Showing posts with label socialnetworking. Show all posts
Showing posts with label socialnetworking. Show all posts

Friday, May 4, 2007

Obama's MySpace: Lesson for teens?

What happened this week with Barack Obama’s MySpace profile could happen to anyone, and it’s a useful illustration for people trying to understand ways cyberbullying happens on the social Web. One way: A friend sets up a blog or profile for someone. The someone begins to feel that friend is misrepresenting her and suggests maybe she should take over her own profile. The profile creator takes offense because he feels he was so nice to set things up. He changes the password so the person the profile’s about can’t have access. Friends become ex-friends, and now the page is an imposter profile, where harassment and defamation can happen. It didn’t get that bad for Barack Obama, but his campaign let some nice volunteer supporter in L.A. create the candidate’s profile and run it for more than two years, the Associated Press reports. It was pretty convincingly Obama, you can see from this amusing Los Angeles Times commentary about how the writer was getting way too many bulletins from Barack and had to delete the candidate from his Friends list. Probably not because of the L.A. Times piece but wisely, Obama’s campaign people were beginning to feel it was time to take control of the profile and asked the L.A. supporter/profile creator to hand over the password.

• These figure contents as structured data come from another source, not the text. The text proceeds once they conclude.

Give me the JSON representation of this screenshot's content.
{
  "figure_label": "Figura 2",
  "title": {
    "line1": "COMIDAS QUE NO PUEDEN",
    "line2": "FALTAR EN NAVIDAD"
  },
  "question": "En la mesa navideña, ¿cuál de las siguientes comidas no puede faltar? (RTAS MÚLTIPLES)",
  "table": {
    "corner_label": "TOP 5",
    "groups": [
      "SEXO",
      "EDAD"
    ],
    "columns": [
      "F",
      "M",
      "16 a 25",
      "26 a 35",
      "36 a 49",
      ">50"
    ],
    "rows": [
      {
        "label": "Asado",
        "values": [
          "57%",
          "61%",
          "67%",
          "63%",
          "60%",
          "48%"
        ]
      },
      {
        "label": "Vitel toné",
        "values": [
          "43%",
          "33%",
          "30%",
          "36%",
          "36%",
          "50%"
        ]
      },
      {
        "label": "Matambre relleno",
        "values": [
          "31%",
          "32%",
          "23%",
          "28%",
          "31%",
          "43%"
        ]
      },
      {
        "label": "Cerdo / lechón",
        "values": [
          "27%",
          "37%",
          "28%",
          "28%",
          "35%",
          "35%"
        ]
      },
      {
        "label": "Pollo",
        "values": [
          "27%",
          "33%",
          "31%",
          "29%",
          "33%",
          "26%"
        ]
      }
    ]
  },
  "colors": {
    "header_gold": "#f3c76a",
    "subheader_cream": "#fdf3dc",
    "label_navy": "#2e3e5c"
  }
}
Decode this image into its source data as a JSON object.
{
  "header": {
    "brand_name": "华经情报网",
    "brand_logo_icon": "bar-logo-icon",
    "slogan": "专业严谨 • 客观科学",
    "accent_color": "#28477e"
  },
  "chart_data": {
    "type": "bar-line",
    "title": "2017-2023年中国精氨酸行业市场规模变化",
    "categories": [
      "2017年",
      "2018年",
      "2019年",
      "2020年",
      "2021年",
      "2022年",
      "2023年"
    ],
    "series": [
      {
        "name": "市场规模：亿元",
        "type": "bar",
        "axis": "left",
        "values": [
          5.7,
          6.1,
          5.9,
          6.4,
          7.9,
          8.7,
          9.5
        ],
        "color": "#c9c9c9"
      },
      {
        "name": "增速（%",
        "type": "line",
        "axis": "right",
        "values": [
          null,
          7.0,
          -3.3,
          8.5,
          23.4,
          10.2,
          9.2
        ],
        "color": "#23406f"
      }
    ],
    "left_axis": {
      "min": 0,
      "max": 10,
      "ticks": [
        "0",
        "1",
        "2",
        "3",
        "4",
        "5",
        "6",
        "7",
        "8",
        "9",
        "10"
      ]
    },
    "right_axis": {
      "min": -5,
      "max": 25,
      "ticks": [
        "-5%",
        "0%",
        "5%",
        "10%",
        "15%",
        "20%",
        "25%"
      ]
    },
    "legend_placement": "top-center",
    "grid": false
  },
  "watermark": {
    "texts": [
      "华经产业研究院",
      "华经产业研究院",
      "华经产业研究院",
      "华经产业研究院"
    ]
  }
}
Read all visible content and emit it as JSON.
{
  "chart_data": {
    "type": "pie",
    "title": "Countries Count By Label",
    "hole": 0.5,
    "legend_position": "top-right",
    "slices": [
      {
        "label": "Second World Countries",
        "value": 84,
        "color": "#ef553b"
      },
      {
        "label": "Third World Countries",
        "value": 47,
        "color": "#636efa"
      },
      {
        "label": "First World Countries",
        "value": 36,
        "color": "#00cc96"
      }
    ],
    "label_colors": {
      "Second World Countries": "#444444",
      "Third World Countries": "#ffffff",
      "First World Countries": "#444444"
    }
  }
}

You can read in the AP piece how a sticky situation seems to have been resolved fairly amicably – thanks to a personal call to the guy from Obama himself - but with Obama having to give up the 160,000 friends the supporter amassed for his MySpace profile while it was under the supporter’s control. That 160,000 was “about four times what any other official campaign MySpace page has amassed.” But by Wednesday evening, the Obama profile’s Friends count was back up to 20,000. In a bigger social-Web fracas this week, user-driven news site Digg.com experienced a user rebellion that could mire the site in litigation that would have the potential to put it out of business – see CBSNews.com.

Wednesday, March 28, 2007

A call to stop cyberbulllying

Death threats against prominent blogger Kathy Sierra have set off what looks to be an unprecedented Internet-wide protest against cyberbullying. It's a horrible way to raise awareness, but awareness has long been needed. I unconsciously previewed the news when I wrote "Predators vs. cyberbullies: A reality check" a couple of weeks ago. More recently, "when computer programmer and author Kathy Sierra began blogging about technology, she fully expected to see comments critical of her ideas. What she didn't anticipate were online posts advocating her murder or sexual assault against her," Business Week reports. Hundreds of bloggers have blogged their protests, and tech-education blogger Andy Carvin has called for this Friday to be Stop Cyberbullying Day and created not a new blog but a new social-networking site to mark the day. My thanks to friend, blogger, and tech educator Anne Bubnic for her heads-up on this.